Bruce Baber (28 July 2011)
"Tu B'Av is when the Jewish sages say the Messiah will reveal himself to His bride!"


Dear Doves,


I thought I had written up everything of any consequence that I could find regarding Tu B'Av over the past several years and why it should be strongly considered as the possible date of the rapture...and then I came across this from a Jewish website:

"The Hebrew month of Av (or Menachem-Av, the consoler of Av) is the fifth of the twelve months of the Jewish calendar.

The name Av literally means "father." It derives from the root which means "to will" or "to desire."

It is the month of the "low point" of the Jewish calendar (the 9th of Av, the day of the sin of the spies and the destruction of both the first and second Temples in Jerusalem) as well as the month of the "high point" of the Jewish calender (the 15th of Av--"there are no happier days for Israel than the 15th of Av and Yom HaKippurim" (Mishnah Ta'anit 26:)--the day of finding one's predestined soul-mate)."

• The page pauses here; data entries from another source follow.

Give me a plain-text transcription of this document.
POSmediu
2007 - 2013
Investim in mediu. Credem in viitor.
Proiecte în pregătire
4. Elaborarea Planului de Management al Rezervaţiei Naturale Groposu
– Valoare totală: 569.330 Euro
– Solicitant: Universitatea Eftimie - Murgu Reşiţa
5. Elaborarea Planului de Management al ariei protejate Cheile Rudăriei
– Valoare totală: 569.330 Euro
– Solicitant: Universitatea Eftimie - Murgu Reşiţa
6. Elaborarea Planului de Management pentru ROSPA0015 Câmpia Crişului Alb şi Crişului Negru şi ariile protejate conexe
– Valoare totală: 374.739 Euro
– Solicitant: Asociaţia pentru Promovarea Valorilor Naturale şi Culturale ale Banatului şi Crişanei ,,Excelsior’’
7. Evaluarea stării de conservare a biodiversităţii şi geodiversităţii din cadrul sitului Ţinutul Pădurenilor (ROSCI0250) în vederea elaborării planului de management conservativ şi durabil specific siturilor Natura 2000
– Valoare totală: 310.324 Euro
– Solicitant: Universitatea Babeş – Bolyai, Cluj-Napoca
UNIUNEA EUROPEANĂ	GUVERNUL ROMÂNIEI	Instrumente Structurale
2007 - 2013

...." Relative to all other souls of Israel, the soul of Mashiach, who comes to redeem Israel from her state of (spiritual as well as physical) exile, is like a groom to his bride. After his birth on the 9th of Av he reveals himself to his bride and betroths her on the 15th of Av."   (I didn't add anything to the above text except color, underline and italics for added emphasis). BB


I have written to rabbis concerning Tu B'Av.  Perhaps you watched the video I posted recently. A few days ago I posted a  link to an hour long video of Jewish teaching concerning Tu B'Av.  It explained in thorough detail why it was considered to be the happiest and most important Jewish festival in ancient times.   It also stressed that unlike all the other festivals, it was forward looking to an as yet unfulfilled event ...the wedding of the Messiah.  Here is what I wrote..."I found this teaching about Tu B'Av and listened to the whole thing. It is 62 minutes long, but I paid especial attention to the section 49:56 to about 52:50 finding it to be very interesting (yet the whole thing was extremely enlightening!).

This is long and challenging to listen to because she talks very fast. But she does talk about all the things I had dealt with in my other posts on Five Doves concerning Tu B'Av. "


In case you missed all the other things I have posted about Tu B'Av, here is a little bit:


 "Tu B'Av has so many traditions associated with it that are parallels for the rapture. One of the most compelling is that the Jews while wandering in the desert were according to the Midrash commanded by Moses to sleep in their graves as punishment for not believing the spies who were sent to scout out the promised land. The Jews who slept in their graves each year would arise from their graves and discover that 15,000 of the older generation had died in the night. This continued to happen until all of the older generation had died off. Tu B'Av was celebrated because they knew that at long last they were freed from the curse of the grave and free to enter the promised land under the leadership of Joshua.

  • We all know that the name of Jesus is derived from Joshua and it was Joshua who led the Jews into the promised land.
  • I suspect we all are aware that there is a parallel between the "promised land" and Heaven.
  • Tu B'Av commemorates when all the chosen people rose from their graves alive! When no one had died in their graves thus signifying that at last they were free to enter the promised land!
  • The Jews celebrated by allowing the virgins to dress in white and dance in the vineyards to attract husbands.
  • The tribe of Benjamin was allowed to snatch brides on Tu B'Av and that the word "snatched" in the Septuagint is "harpazo"! The same word "harpazo" we already know is a word associated with the rapture!
  • The celebration of Tu B'Av became closely associated with courtship, marriage and the the triumph of life over death. And now I've found that some rabbis link it with marriage of the Messiah.  In another post I quoted an esteemed rabbi, rabbi Lubavitch, on this related topic!
  • After the Jews had entered the promised land, each year Tu B'Av was celebrated as one of the most important holidays. It was a time of their greatest, happiest celebration yet it occurred in the month that was considered the lowest, saddest of the year!

Friends, there is no closer parallel to the rapture than Tu B'Av and if we are sincerely watching the Jewish festivals, shouldn't we all be watching the same festival that the Jewish sages say is the festival that celebrates the future wedding of the Messiah?  Yes, I know that the Jews don't understand the connection to the rapture...but surely we should.


Please forgive me if my conclusions are different from yours.  I try to keep an open mind and I also watch Pentecost and Rosh Hashanah.  Let's just agree to look and consider what the rabbis have said concerning Tu B'Av and see how it relates to the event we are all watching for.